Two new lawsuits have been filed that seek to void all settlements and rulings involving customers of Citizens Property Insurance Corp. who were forced into an arbitration system funded by the state-owned company.
The suits, filed in Miami-Dade and Seminole counties, base their arguments on a Hillsborough County judge’s Aug. 2 injunction that suspended Citizens’ ability to send claim disputes to the Division of Administrative Hearings (DOAH) while a policyholder pursued his claim that the system violated his constitutional right to a fair trial.

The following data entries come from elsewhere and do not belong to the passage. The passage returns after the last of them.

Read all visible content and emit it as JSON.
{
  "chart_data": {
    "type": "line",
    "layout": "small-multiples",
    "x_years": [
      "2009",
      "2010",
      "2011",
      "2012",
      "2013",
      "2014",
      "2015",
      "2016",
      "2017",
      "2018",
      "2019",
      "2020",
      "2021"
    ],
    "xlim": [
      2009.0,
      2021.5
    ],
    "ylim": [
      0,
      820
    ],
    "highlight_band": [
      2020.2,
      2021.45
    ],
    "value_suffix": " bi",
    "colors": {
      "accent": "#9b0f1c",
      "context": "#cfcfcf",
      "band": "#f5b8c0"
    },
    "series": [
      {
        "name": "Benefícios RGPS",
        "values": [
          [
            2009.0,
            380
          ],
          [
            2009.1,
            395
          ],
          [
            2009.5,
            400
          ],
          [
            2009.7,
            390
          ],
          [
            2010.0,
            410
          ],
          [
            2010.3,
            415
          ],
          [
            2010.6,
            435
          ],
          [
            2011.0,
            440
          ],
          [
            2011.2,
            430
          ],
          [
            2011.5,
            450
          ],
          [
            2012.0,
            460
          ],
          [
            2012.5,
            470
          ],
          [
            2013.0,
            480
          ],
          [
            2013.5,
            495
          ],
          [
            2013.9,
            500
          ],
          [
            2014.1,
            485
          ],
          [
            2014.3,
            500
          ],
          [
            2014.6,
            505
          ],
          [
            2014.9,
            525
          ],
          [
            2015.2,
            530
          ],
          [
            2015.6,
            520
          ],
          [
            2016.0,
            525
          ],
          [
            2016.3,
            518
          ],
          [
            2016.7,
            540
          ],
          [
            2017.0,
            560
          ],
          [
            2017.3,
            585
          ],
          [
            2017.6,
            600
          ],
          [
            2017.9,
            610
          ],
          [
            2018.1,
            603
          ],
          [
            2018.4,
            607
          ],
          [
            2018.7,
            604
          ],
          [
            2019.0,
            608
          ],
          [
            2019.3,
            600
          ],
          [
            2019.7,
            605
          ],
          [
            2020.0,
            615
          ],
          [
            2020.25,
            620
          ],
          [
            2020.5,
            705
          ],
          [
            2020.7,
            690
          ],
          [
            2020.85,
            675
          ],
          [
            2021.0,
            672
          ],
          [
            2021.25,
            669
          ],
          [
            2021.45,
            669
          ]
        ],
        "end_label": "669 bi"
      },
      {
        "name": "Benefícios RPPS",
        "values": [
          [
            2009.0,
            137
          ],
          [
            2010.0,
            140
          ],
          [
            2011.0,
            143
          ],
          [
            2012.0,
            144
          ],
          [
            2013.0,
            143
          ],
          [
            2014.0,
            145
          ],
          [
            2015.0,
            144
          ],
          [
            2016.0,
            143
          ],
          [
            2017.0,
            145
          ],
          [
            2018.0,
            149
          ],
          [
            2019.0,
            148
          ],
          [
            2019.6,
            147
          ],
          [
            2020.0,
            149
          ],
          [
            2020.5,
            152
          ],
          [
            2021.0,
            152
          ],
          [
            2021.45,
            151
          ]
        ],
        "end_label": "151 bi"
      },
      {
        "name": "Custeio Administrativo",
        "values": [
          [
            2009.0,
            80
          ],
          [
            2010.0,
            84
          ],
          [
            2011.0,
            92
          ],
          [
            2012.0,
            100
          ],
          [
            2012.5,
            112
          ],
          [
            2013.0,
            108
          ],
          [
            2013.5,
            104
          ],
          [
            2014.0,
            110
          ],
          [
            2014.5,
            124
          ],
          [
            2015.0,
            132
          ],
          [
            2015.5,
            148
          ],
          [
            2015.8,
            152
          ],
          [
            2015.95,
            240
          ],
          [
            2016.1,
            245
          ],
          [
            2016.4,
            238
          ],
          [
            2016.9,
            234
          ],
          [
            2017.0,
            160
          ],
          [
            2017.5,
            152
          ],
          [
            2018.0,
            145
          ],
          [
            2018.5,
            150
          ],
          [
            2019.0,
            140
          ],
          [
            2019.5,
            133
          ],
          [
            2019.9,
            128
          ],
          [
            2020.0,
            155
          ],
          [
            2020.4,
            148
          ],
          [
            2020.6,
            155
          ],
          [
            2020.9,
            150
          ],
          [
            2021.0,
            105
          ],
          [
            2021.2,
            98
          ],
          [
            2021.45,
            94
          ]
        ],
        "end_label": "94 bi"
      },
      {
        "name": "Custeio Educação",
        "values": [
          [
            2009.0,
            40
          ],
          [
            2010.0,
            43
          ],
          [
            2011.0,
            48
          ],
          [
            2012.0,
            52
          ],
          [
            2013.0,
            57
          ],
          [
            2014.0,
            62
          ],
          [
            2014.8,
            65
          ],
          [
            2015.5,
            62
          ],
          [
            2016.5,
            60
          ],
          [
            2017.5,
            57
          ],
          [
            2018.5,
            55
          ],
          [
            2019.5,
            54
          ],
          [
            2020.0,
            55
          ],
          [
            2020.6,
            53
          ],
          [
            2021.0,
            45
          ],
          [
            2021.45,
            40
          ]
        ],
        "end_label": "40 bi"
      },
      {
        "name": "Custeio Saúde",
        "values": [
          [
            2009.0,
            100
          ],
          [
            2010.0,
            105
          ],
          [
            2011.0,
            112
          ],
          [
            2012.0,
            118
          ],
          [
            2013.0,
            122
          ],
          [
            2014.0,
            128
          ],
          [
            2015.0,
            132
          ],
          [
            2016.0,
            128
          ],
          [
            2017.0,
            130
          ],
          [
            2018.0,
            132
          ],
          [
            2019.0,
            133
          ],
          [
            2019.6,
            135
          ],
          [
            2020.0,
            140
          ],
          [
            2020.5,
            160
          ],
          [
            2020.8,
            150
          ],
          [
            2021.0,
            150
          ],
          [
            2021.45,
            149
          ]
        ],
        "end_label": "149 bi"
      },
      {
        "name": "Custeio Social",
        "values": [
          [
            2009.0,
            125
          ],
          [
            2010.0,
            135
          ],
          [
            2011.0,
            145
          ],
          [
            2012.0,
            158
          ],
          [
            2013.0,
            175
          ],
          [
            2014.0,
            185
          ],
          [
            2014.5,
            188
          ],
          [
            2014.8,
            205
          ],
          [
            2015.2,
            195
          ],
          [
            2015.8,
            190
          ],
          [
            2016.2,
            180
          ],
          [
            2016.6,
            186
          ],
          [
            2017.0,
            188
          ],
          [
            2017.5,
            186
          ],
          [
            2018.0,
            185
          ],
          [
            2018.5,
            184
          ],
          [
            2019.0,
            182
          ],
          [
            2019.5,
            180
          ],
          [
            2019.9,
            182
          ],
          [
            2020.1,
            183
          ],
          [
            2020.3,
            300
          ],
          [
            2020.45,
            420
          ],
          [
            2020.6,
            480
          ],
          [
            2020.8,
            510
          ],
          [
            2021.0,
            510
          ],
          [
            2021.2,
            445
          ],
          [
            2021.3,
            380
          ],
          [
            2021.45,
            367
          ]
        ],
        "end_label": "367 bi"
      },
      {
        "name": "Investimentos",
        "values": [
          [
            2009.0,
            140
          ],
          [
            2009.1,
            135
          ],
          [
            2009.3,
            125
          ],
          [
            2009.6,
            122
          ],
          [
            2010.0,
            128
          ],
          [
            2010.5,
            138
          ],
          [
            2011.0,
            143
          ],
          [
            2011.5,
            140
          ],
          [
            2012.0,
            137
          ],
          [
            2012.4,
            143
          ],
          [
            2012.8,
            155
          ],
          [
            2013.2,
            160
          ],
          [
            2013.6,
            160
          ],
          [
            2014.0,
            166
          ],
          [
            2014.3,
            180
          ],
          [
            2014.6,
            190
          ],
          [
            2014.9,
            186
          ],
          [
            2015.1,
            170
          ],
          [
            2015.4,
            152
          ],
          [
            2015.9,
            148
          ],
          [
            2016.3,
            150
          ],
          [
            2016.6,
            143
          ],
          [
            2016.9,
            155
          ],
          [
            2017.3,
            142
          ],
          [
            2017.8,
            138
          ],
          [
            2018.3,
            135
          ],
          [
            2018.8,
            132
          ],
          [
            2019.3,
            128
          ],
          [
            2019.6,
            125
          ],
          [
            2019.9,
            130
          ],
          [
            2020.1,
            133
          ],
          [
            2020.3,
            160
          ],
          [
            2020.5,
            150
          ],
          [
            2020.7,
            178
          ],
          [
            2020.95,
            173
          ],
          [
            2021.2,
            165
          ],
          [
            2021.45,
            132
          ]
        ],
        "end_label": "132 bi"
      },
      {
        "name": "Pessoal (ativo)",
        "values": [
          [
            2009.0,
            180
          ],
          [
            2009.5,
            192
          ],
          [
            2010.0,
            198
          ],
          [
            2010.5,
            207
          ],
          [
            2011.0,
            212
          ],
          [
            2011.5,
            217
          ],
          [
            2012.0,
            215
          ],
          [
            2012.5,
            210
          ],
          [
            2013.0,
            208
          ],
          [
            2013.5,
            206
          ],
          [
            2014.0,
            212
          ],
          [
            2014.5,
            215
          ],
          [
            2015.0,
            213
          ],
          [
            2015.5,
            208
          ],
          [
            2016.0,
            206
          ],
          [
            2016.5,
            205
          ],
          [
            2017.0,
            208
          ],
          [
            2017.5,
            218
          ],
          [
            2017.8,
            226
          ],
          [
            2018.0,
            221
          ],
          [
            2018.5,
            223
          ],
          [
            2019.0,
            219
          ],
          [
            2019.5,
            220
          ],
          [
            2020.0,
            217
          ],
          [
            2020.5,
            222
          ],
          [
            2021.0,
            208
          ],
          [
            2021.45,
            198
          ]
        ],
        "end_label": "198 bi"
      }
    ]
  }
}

The judge in that case, Melissa Mary Polo, found that the policyholder demonstrated that their argument, that the system violates policyholders’ constitutional rights, stands a “substantial likelihood of success” of prevailing. Citizens is appealing the injunction, warning the company would be “irreparably harmed” if the suspension remains in effect.

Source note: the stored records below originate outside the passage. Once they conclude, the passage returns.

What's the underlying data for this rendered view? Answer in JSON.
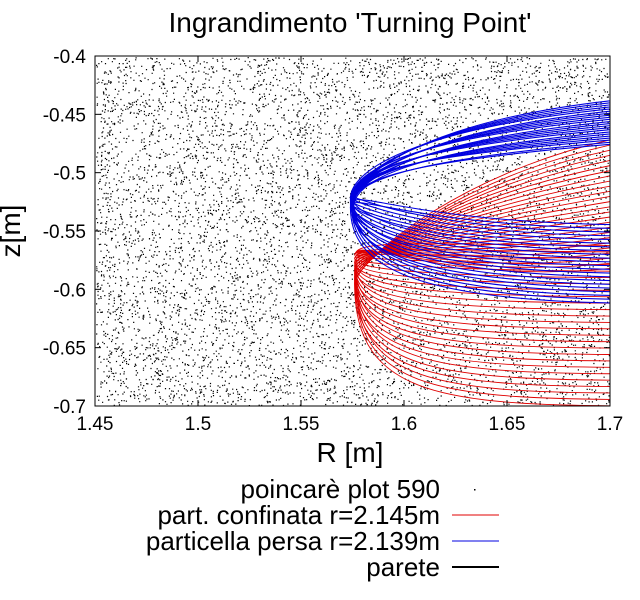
{
  "chart_data": {
    "type": "scatter",
    "title": "Ingrandimento 'Turning Point'",
    "xlabel": "R [m]",
    "ylabel": "z[m]",
    "xlim": [
      1.45,
      1.7
    ],
    "ylim": [
      -0.7,
      -0.4
    ],
    "xticks": [
      "1.45",
      "1.5",
      "1.55",
      "1.6",
      "1.65",
      "1.7"
    ],
    "xtick_values": [
      1.45,
      1.5,
      1.55,
      1.6,
      1.65,
      1.7
    ],
    "yticks": [
      "-0.4",
      "-0.45",
      "-0.5",
      "-0.55",
      "-0.6",
      "-0.65",
      "-0.7"
    ],
    "ytick_values": [
      -0.4,
      -0.45,
      -0.5,
      -0.55,
      -0.6,
      -0.65,
      -0.7
    ],
    "grid": false,
    "legend_position": "bottom",
    "series": [
      {
        "name": "poincarè plot 590",
        "kind": "points",
        "color": "#000000",
        "region_x": [
          1.45,
          1.7
        ],
        "region_y": [
          -0.7,
          -0.4
        ]
      },
      {
        "name": "part. confinata r=2.145m",
        "kind": "orbits",
        "color": "#e00000",
        "turning_point": [
          1.576,
          -0.585
        ],
        "z_range": [
          -0.7,
          -0.46
        ]
      },
      {
        "name": "particella persa r=2.139m",
        "kind": "orbits",
        "color": "#0000e0",
        "turning_point": [
          1.574,
          -0.53
        ],
        "z_range": [
          -0.615,
          -0.43
        ]
      },
      {
        "name": "parete",
        "kind": "line",
        "color": "#000000"
      }
    ]
  }
}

DOAH, a state agency, contracted with Citizens last year to preside over disputes through 2027. Citizens is paying $19.3 million for the service.
The lawsuits challenge Citizens’ use of a state law enacted in 2023 that allows it to require new and renewing customers to accept the DOAH policy provision. That provision allows Citizens to divert claims disputes from the court system, where judges and juries decide outcomes, to a group of appointed administrative law judges who the lawsuits claim rule overwhelmingly in Citizens’ favor.
One of the class action complaints, filed on Aug. 27 in Seminole County on behalf of lead plaintiff Jamie Alverio, a Sanford resident, seeks to void all settlements agreed to by Citizens customers prior to DOAH hearings.
DOAH’s website shows that more than 1,200 of 1,670 cases diverted to the DOAH court since 2024 have been dismissed without a hearing.
Alverio agreed to settle her DOAH claim after Citizens declined, following Hurricane Milton last October, to cover damage to her home that she blamed on the storm.
The lawsuit claims that policyholders were “coerced” into agreeing to the settlements after Citizens “forced them into the proceedings” and argues that they should be voided because the DOAH process is unconstitutional.
“Contracts or releases obtained through unconstitutional processes are unenforceable,” the suit states.
Citizens spokesman Michael Peltier declined to comment on the lawsuits beyond stating, “State law specifically authorizes the DOAH process, and we believe that the law is constitutional.”
The lawsuit argues that the Legislature amended Citizens’ enabling statute by permitting the company to apply the provision without providing reductions in premiums that private-market insurers must offer.
Citizens told the South Florida Sun Sentinel in July that it settles about 30% of cases with payments of $30,000 or more after the company discovers evidence that supports reversing its initial claim denial or payment offer.
But plaintiff’s attorneys argue that the system is rigged in Citizens’ favor. Unlike Citizens, which has come to rely on the arbitration tool to fast-track dispute resolutions, policyholders rarely invoke arbitration, they say.
“Most of the plaintiff’s attorneys in this industry feel that this [requirement] was just shoved down these homeowners’ throats without any ability to negotiate with Citizens as an insurer of last resort,” Edgar Kelly, founding partner of Kelly Law Offices LLC, one of two law firms behind the class action suits, said in an interview.
Citizens sends disputes to DOAH after a plaintiff files a notice of intent to initiate litigation, plaintiff’s attorneys say. Citizens then proposes settling the disputes with offers of judgment of $250 or $500, according to the attorneys.
If the policyholder refuses the offer, the case advances to a hearing. Policyholders who lose at the hearing could face orders to pay Citizens’ legal fees, often totaling thousands of dollars, DOAH data shows.
Policyholders who refuse offers of judgment but withdraw their complaints before or at the hearing also face orders to pay Citizens’ legal fees, the data shows.
Peltier told the Sun Sentinel in July that the company must file separate actions in circuit courts to enforce DOAH judges’ legal fee orders, which it has not yet done “but reserves the right to do so in the future.” Still, Peltier said the company expects losing plaintiffs to pay fees as ordered by DOAH courts.
The second of the two complaints was filed Monday in Miami-Dade circuit court on behalf of policyholders who lost their cases in DOAH hearings. A Hialeah home owned by the lead plaintiffs, Idelmis and Jesus Martinez, sustained damage during Hurricane Milton but Citizens refused to pay, the suit states, adding that the couple lost in an arbitration hearing.
Of 62 rulings by DOAH judges since 2024, Citizens has prevailed in 59 of them, a review of cases on the DOAH website by the Sun Sentinel shows.
The suit claims that the DOAH system prevents plaintiffs from requesting evidence, raising motions or seeking judicial review.
The two lawsuits, filed by Moreno Perdomo PLLC and Kelly Law Offices PLLC, both of Miami, seek a declaration that the mandatory arbitration law is unconstitutional. They also seek a declaratory judgment voiding all settlements and/or rulings against DOAH plaintiffs, and restoration of their rights to pursue claims in Florida courts.